Institute of Pharmacology & Toxicology and Biochemical Pharmaceutics, College of Pharmaceutical Sciences, Zhejiang University, 866 Yu-hang-tang Road, Hangzhou, China.
Experiment Education Center for Pharmaceutical Sciences, Zhejiang University, Hangzhou, China.
J Ethnopharmacol. 2015 May 26;166:168-75. doi: 10.1016/j.jep.2015.03.014. Epub 2015 Mar 17.
The radix of Acorus calamus L. (AC) is widely used in diabetes therapies in traditional folk medicine from America and Indonesia, and we have previously reported that the ethyl acetate fraction of AC (ACE) acts as an antidiabetic through insulin sensitizing, insulin releasing and alpha-glucosidase inhibitory activities. The present study is designed to investigate the effects and molecular mechanisms of ACE on glucagon-like peptide-1 (GLP-1) expression and secretion related to its hypoglycemic effects.
The hypoglycemic effect of ACE (100mg/kg, i.g.) was confirmed by testing blood glucose levels or via oral glucose tolerance test (OGTT) in streptozotocin (STZ) induced hyperglycemic mice, db/db diabetic mice and diet-induced obese (DIO) mice. Plasma insulin, GLP-1 levels and intestinal GLP-1 related gene expression were determined in STZ-induced and db/db diabetic mice. The in vitro effects of ACE (12.5μg/ml) on the expression and secretion of GLP-1 were detected in NCI-H716 intestinal L-cells, and the correlation between ACE and molecules in the Wnt signaling pathway was further explored.

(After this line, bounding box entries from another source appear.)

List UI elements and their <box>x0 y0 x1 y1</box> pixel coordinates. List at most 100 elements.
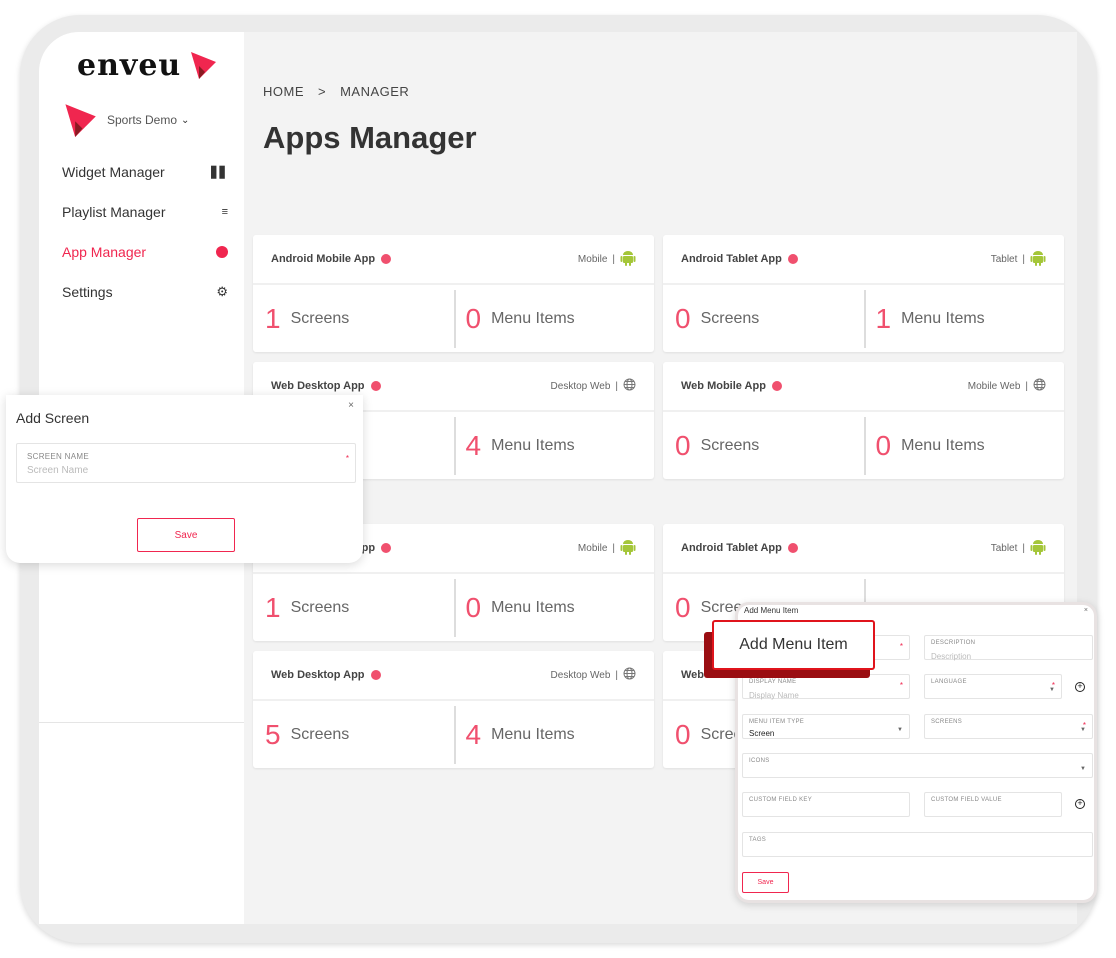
android-icon <box>1030 538 1046 558</box>
globe-icon <box>1033 378 1046 394</box>
card-title: Web Desktop App <box>271 669 365 681</box>
menu-items-label: Menu Items <box>491 436 575 454</box>
screens-stat[interactable]: 0 Screens <box>663 417 864 475</box>
menu-items-stat[interactable]: 4 Menu Items <box>453 416 655 475</box>
sidebar-item-playlist-manager[interactable]: Playlist Manager ≡ <box>62 204 228 220</box>
chevron-down-icon: ⌄ <box>181 114 190 126</box>
custom-field-key-input[interactable]: CUSTOM FIELD KEY <box>742 792 910 817</box>
menu-items-count: 4 <box>465 429 482 461</box>
screens-count: 0 <box>675 429 691 461</box>
app-card[interactable]: Web Mobile App Mobile Web | 0 Screens 0 Men… <box>663 362 1064 479</box>
palette-icon[interactable] <box>381 543 392 553</box>
sidebar-item-label: Settings <box>62 284 113 300</box>
custom-field-value-input[interactable]: CUSTOM FIELD VALUE <box>924 792 1062 817</box>
close-icon[interactable]: × <box>348 400 354 411</box>
palette-icon[interactable] <box>370 670 381 680</box>
globe-icon <box>623 667 636 683</box>
screens-stat[interactable]: 5 Screens <box>253 706 454 764</box>
breadcrumb-home[interactable]: HOME <box>263 84 304 99</box>
palette-icon[interactable] <box>771 381 782 391</box>
menu-items-count: 1 <box>875 302 892 334</box>
field-label: DESCRIPTION <box>931 640 976 646</box>
widget-icon: ▋▋ <box>211 166 228 179</box>
screens-count: 0 <box>675 591 691 623</box>
palette-icon[interactable] <box>381 254 392 264</box>
required-marker: * <box>899 642 903 651</box>
screens-stat[interactable]: 0 Screens <box>663 290 864 348</box>
menu-items-label: Menu Items <box>491 598 575 616</box>
android-icon <box>620 249 636 269</box>
platform-label: Mobile <box>577 253 608 265</box>
field-placeholder: Display Name <box>749 691 799 700</box>
menu-items-stat[interactable]: 0 Menu Items <box>453 578 655 637</box>
palette-icon[interactable] <box>787 254 798 264</box>
menu-items-label: Menu Items <box>901 309 985 327</box>
menu-items-stat[interactable]: 0 Menu Items <box>863 416 1065 475</box>
add-custom-field-icon[interactable]: + <box>1075 799 1085 809</box>
card-header: Web Mobile App Mobile Web | <box>663 362 1064 412</box>
caret-down-icon: ▼ <box>1080 727 1086 733</box>
breadcrumb-separator: > <box>318 84 327 99</box>
screens-count: 0 <box>675 718 691 750</box>
required-marker: * <box>345 454 349 463</box>
add-language-icon[interactable]: + <box>1075 682 1085 692</box>
divider: | <box>612 253 615 265</box>
field-placeholder: Description <box>931 652 972 661</box>
card-header: Android Mobile App Mobile | <box>253 235 654 285</box>
field-placeholder: Screen Name <box>27 465 89 476</box>
card-title: Android Tablet App <box>681 253 782 265</box>
save-button[interactable]: Save <box>742 872 789 893</box>
platform-label: Mobile Web <box>967 380 1021 392</box>
logo: enveu <box>77 48 182 83</box>
platform-label: Desktop Web <box>550 380 611 392</box>
screens-count: 0 <box>675 302 691 334</box>
platform-label: Tablet <box>990 253 1018 265</box>
breadcrumb: HOME > MANAGER <box>263 84 409 99</box>
description-field[interactable]: DESCRIPTION Description <box>924 635 1093 661</box>
screen-name-field[interactable]: SCREEN NAME Screen Name * <box>16 443 356 483</box>
card-header: Web Desktop App Desktop Web | <box>253 651 654 701</box>
field-label: TAGS <box>749 837 767 843</box>
screens-label: Screens <box>290 725 350 743</box>
menu-items-stat[interactable]: 0 Menu Items <box>453 289 655 348</box>
playlist-icon: ≡ <box>221 206 228 218</box>
app-card[interactable]: Web Desktop App Desktop Web | 5 Screens 4M… <box>253 651 654 768</box>
menu-items-stat[interactable]: 4 Menu Items <box>453 705 655 764</box>
sidebar-item-widget-manager[interactable]: Widget Manager ▋▋ <box>62 164 228 180</box>
menu-items-stat[interactable]: 1 Menu Items <box>863 289 1065 348</box>
android-icon <box>1030 249 1046 269</box>
app-card[interactable]: Android Tablet App Tablet | 0 Screens 1 Men… <box>663 235 1064 352</box>
field-label: SCREENS <box>931 719 963 725</box>
icons-select[interactable]: ICONS ▼ <box>742 753 1093 778</box>
palette-icon[interactable] <box>370 381 381 391</box>
divider: | <box>615 669 618 681</box>
page-title: Apps Manager <box>263 120 477 155</box>
sidebar-item-settings[interactable]: Settings ⚙ <box>62 284 228 300</box>
platform-label: Desktop Web <box>550 669 611 681</box>
gear-icon: ⚙ <box>216 284 228 299</box>
menu-item-type-select[interactable]: MENU ITEM TYPE Screen ▼ <box>742 714 910 739</box>
tags-input[interactable]: TAGS <box>742 832 1093 857</box>
field-label: MENU ITEM TYPE <box>749 719 805 725</box>
close-icon[interactable]: × <box>1084 607 1088 614</box>
sidebar-item-label: App Manager <box>62 244 147 260</box>
screens-select[interactable]: SCREENS * ▼ <box>924 714 1093 739</box>
screens-label: Screens <box>290 309 350 327</box>
sidebar-item-app-manager[interactable]: App Manager <box>62 244 228 260</box>
add-screen-modal: Add Screen × SCREEN NAME Screen Name * S… <box>6 395 363 563</box>
screens-stat[interactable]: 1 Screens <box>253 579 454 637</box>
field-label: CUSTOM FIELD KEY <box>749 797 813 803</box>
platform-label: Tablet <box>990 542 1018 554</box>
palette-icon <box>216 246 228 258</box>
app-card[interactable]: Android Mobile App Mobile | 1 Screens 0 Men… <box>253 235 654 352</box>
tenant-switcher[interactable]: Sports Demo ⌄ <box>63 100 189 140</box>
caret-down-icon: ▼ <box>897 727 903 733</box>
palette-icon[interactable] <box>787 543 798 553</box>
menu-items-label: Menu Items <box>491 725 575 743</box>
screens-label: Screens <box>700 436 760 454</box>
language-select[interactable]: LANGUAGE * ▼ <box>924 674 1062 699</box>
screens-stat[interactable]: 1 Screens <box>253 290 454 348</box>
card-title: Web Desktop App <box>271 380 365 392</box>
save-button[interactable]: Save <box>137 518 235 552</box>
globe-icon <box>623 378 636 394</box>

ACE (100mg/kg) significantly lowered fasting blood glucose in STZ-induced and db/db diabetic mice and improved the OGTT in DIO mice. Insulin releasing and islet protective effects, along with the increased secretion of GLP-1, were observed. The expression of proglucagon gene (gcg) and post-translational processing gene prohormone convertase 3 (pc3) and the GLP-1 content in the culture medium of L-cells notably increased after the ACE treatment (12.5μg/ml). At the same time, β-catenin nuclear translocation occurred, and its downstream protein cyclin D1 was activated, showing the involvement of Wnt signaling.
ACE might activate Wnt signaling to increase the gene expression of gcg and pc3 and exert incretin effects, including insulinotropic and islet protection, to lower blood glucose levels via elevated GLP-1 secretion either directly or indirectly.
菖蒲根茎(AC)广泛应用于美国和印度尼西亚传统民间医学中的糖尿病治疗,我们之前报道过 AC 的乙酸乙酯部分(ACE)通过胰岛素增敏、胰岛素释放和α-葡萄糖苷酶抑制活性发挥抗糖尿病作用。本研究旨在探讨 ACE 对胰高血糖素样肽-1(GLP-1)表达和分泌的影响及其与降血糖作用的分子机制。
通过检测血糖水平或通过链脲佐菌素(STZ)诱导的高血糖小鼠、db/db 糖尿病小鼠和饮食诱导肥胖(DIO)小鼠的口服葡萄糖耐量试验(OGTT),证实 ACE(100mg/kg,ig)的降血糖作用。测定 STZ 诱导和 db/db 糖尿病小鼠的血浆胰岛素、GLP-1 水平和肠 GLP-1 相关基因表达。检测 ACE(12.5μg/ml)对 NCI-H716 肠 L 细胞 GLP-1 表达和分泌的体外作用,并进一步探讨 ACE 与 Wnt 信号通路中分子的相关性。
ACE(100mg/kg)显著降低 STZ 诱导和 db/db 糖尿病小鼠的空腹血糖,改善 DIO 小鼠的 OGTT。观察到胰岛素释放和胰岛保护作用,以及 GLP-1 的增加分泌。ACE 处理(12.5μg/ml)后,L 细胞中 proglucagon 基因(gcg)和翻译后加工基因 prohormone convertase 3(pc3)的表达以及培养基中的 GLP-1 含量明显增加。同时,β-连环蛋白核易位,其下游蛋白 cyclin D1 被激活,表明 Wnt 信号通路的参与。
ACE 可能通过激活 Wnt 信号增加 gcg 和 pc3 的基因表达,通过增加 GLP-1 分泌发挥肠促胰岛素作用,包括胰岛素增敏和胰岛保护,从而降低血糖水平,无论是直接还是间接。